We moved on to have a brainstorming conversation and together came up with some ideas to answer these questions. Some addressed opportunities for Jack to build a more direct relationship with Peter, as his senior boss. The other involved planning for Jack to attend a weekly meeting with his co-workers.

Home Depot has always treated Jack with respect and fairness. He has reviews and expectations like all other employees, but tailored to his pace and skills. Meridith, as his direct supervisor talks to him in the same tone she addresses everyone else. And in her small windowless office, she advocated long and hard for Jack’s original employment.

However, in all my years of advocacy on behalf of my children, never once has a school administrator, teacher, supervisor or manager enlisted me as Peter did when he asked, “How can I include Jack MORE?” In fact, during the elementary school years, when my husband and I asked that our son be included in a game at recess, the principal responded with,“We can’t make other children play with your children. It seems that all the Mitz family wants is MORE MORE MORE.” He even added, “People in the community are talking about that.” This was not a compliment. And indeed this school actually did provide caring and creative staff and accommodations for both of our sons. But their social growth at school hit a wall not because of our sons’ limited abilities, but because this principal’s response was to limit opportunities by saying, look at all we do for your children. Isn’t that enough?

No, it is not enough. It does not begin to be enough. The principal was right in one way.

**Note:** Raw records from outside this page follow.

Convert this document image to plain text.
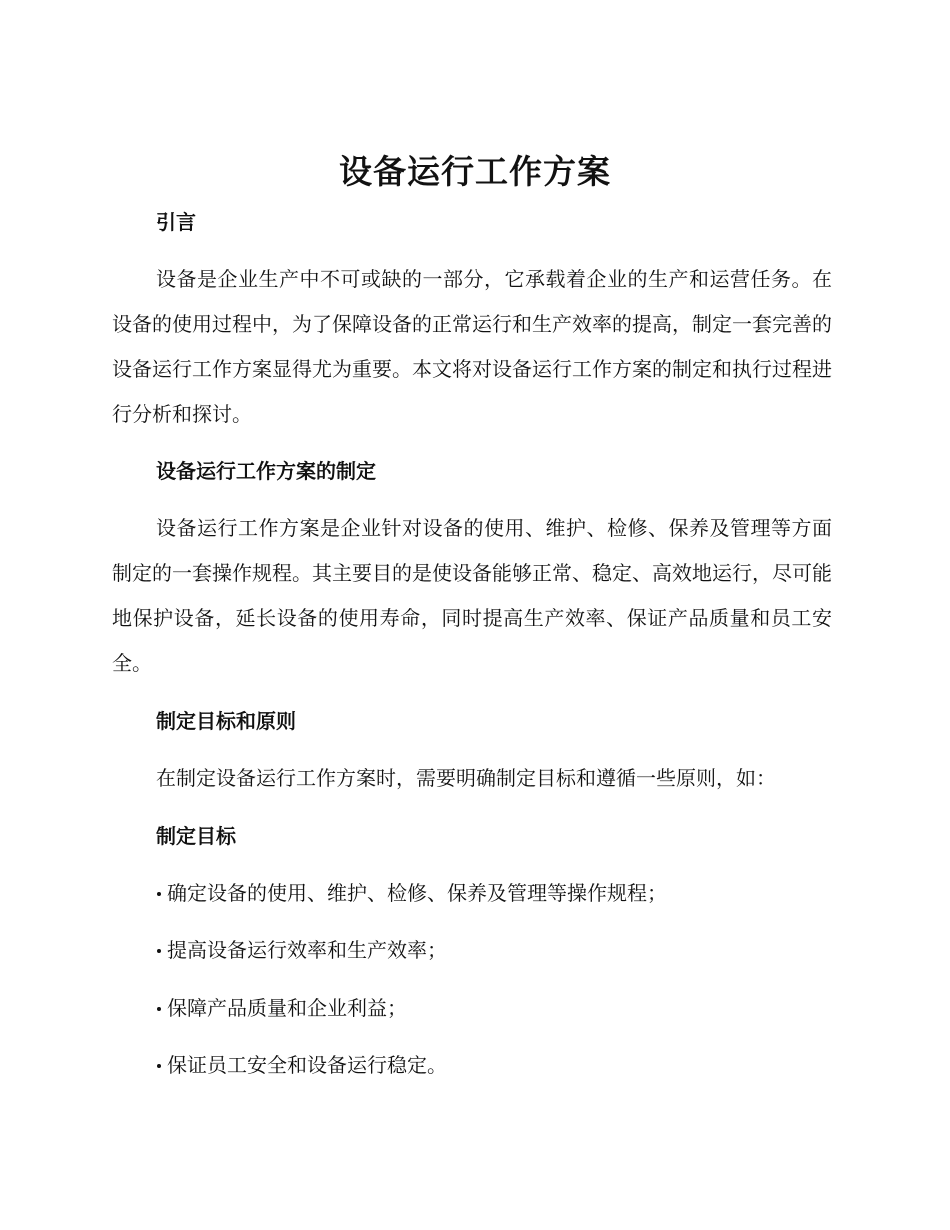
设备运行工作方案
引言

设备是企业生产中不可或缺的一部分，它承载着企业的生产和运营任务。在设备的使用过程中，为了保障设备的正常运行和生产效率的提高，制定一套完善的设备运行工作方案显得尤为重要。本文将对设备运行工作方案的制定和执行过程进行分析和探讨。

设备运行工作方案的制定

设备运行工作方案是企业针对设备的使用、维护、检修、保养及管理等方面制定的一套操作规程。其主要目的是使设备能够正常、稳定、高效地运行，尽可能地保护设备，延长设备的使用寿命，同时提高生产效率、保证产品质量和员工安全。

制定目标和原则
在制定设备运行工作方案时，需要明确制定目标和遵循一些原则，如：
制定目标
确定设备的使用、维护、检修、保养及管理等操作规程；
提高设备运行效率和生产效率；
保障产品质量和企业利益；
保证员工安全和设备运行稳定。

I do expect MORE MORE MORE. More assistance does mean extra but it doesn’t mean extra special and it doesn’t even always mean extra money. The word extra is deceiving. Words like extra and special imply privilege. Extra for our kids doesn’t mean icing on a cake. It doesn’t even mean the cake. Extra assistance means our kids get a shot at having the main meal. Extra means we rightfully expect to be partners in advocacy. Planning opportunities for engagement, growth, self-expression and making choices is a lifelong process for children who may not ever be able to speak independently for themselves. Attention, effort and an open perspective with a huge learning curve is required.

The Talmud says: “To save a life is to save the entire world.”

What can it mean to save a life?

It is an extraordinary ideal for people like Jack to live an ordinary life. Jack’s bosses, along with his staff, are living proof that he can achieve a good healthy life with purpose. His success depends on them. There are no superheroes in this story. Just ordinary people with notes in 2 pockets. Actively and without fanfare they are saving one young man’s world every single day.

Amy Brenner Mitz is an ordained cantor who has served congregations in Chicago, St. Louis, New York and New Hampshire. She has an older brother with autism. Presently she lives in northern New Hampshire with her husband and 24 year old twin sons, one with Fragile X Syndrome, the other with Koolen DeVries.